Prävention ist als Thema derzeit en vogue. Doch allzu oft wird es nur einseitig betrachtet und auf einen potenziellen oder vermeintlichen Risikofaktor reduziert. „Tatsächlich muss fast immer an vielen Stellschrauben gedreht werden, wenn eine aktive Prävention betrieben werden soll”, betonte Professor Dr. Karl-Ludwig Resch , Bad Elster, bei der 16. Aachener Diätetik Fortbildung.

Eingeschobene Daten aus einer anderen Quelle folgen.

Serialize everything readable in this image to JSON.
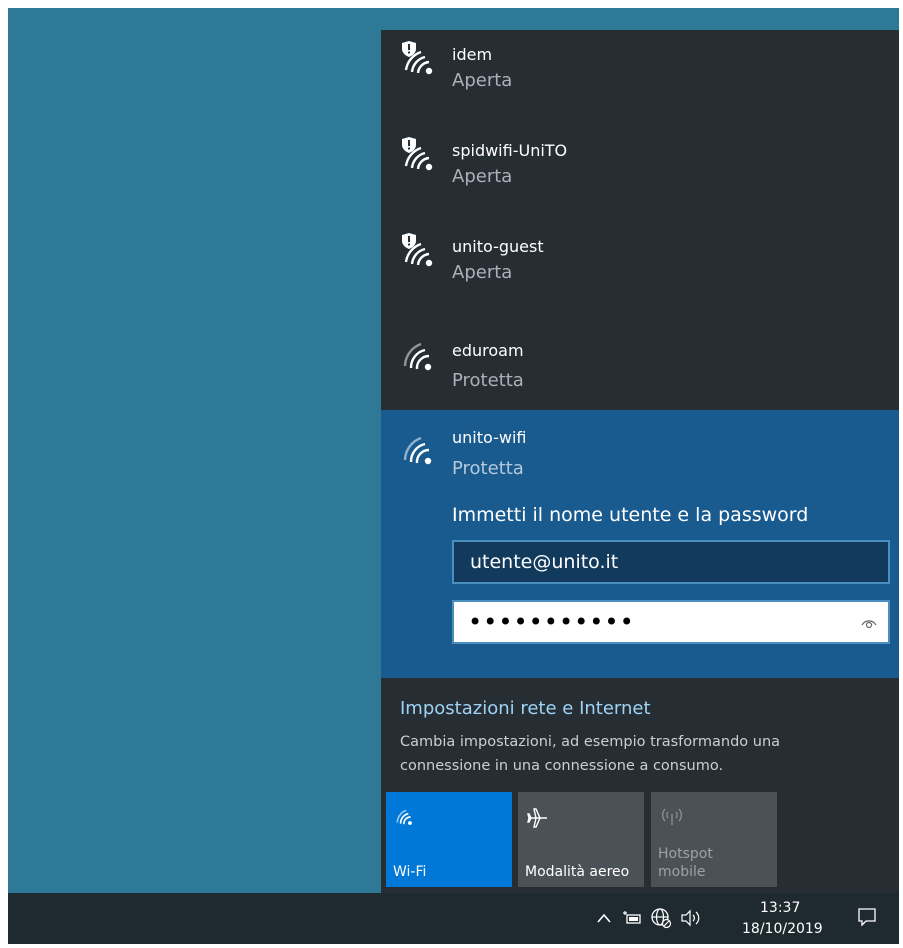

Ganz besonders gilt dies im Hinblick auf die Herz- und Gefäßgesundheit. Es ist nach Resch keinesfalls gerechtfertigt, nur einen einzigen potenziellen Risikofaktor zu betrachten. Häufig geschieht dies in Bezug auf den Salzverzehr der Bevölkerung. Dieser Parameter wird zum Sündenbock für die Entwicklung einer Hypertonie hochgespielt. Es gibt gute, wissenschaftlich fundierte Untersuchungen, die eindeutig zeigen, dass ein hoher Blutdruck mit einer erhöhten Gefährdung für Herz-Kreislaufkomplikationen verbunden ist. Jedoch wurde ein solcher Zusammenhang für den in der Bevölkerung üblichen Salzverzehr nie dokumentiert.
„Es fehlen bis zum heutigen Tag Studiendaten, die nachweisen, dass der durchschnittliche Salzverzehr in der gesunden Bevölkerung der Entwicklung eines Bluthochdrucks Vorschub leistet oder gar mit einem erhöhten Herz-Kreislaufrisiko verbunden ist”, monierte Resch in Aachen. „Erst recht fehlen Belege dafür, dass durch eine Einschränkung des Salzverzehrs die Rate an Herz-Kreislaufkomplikationen oder gar an Todesfällen gesenkt werden könnte, wie immer wieder zu lesen ist”.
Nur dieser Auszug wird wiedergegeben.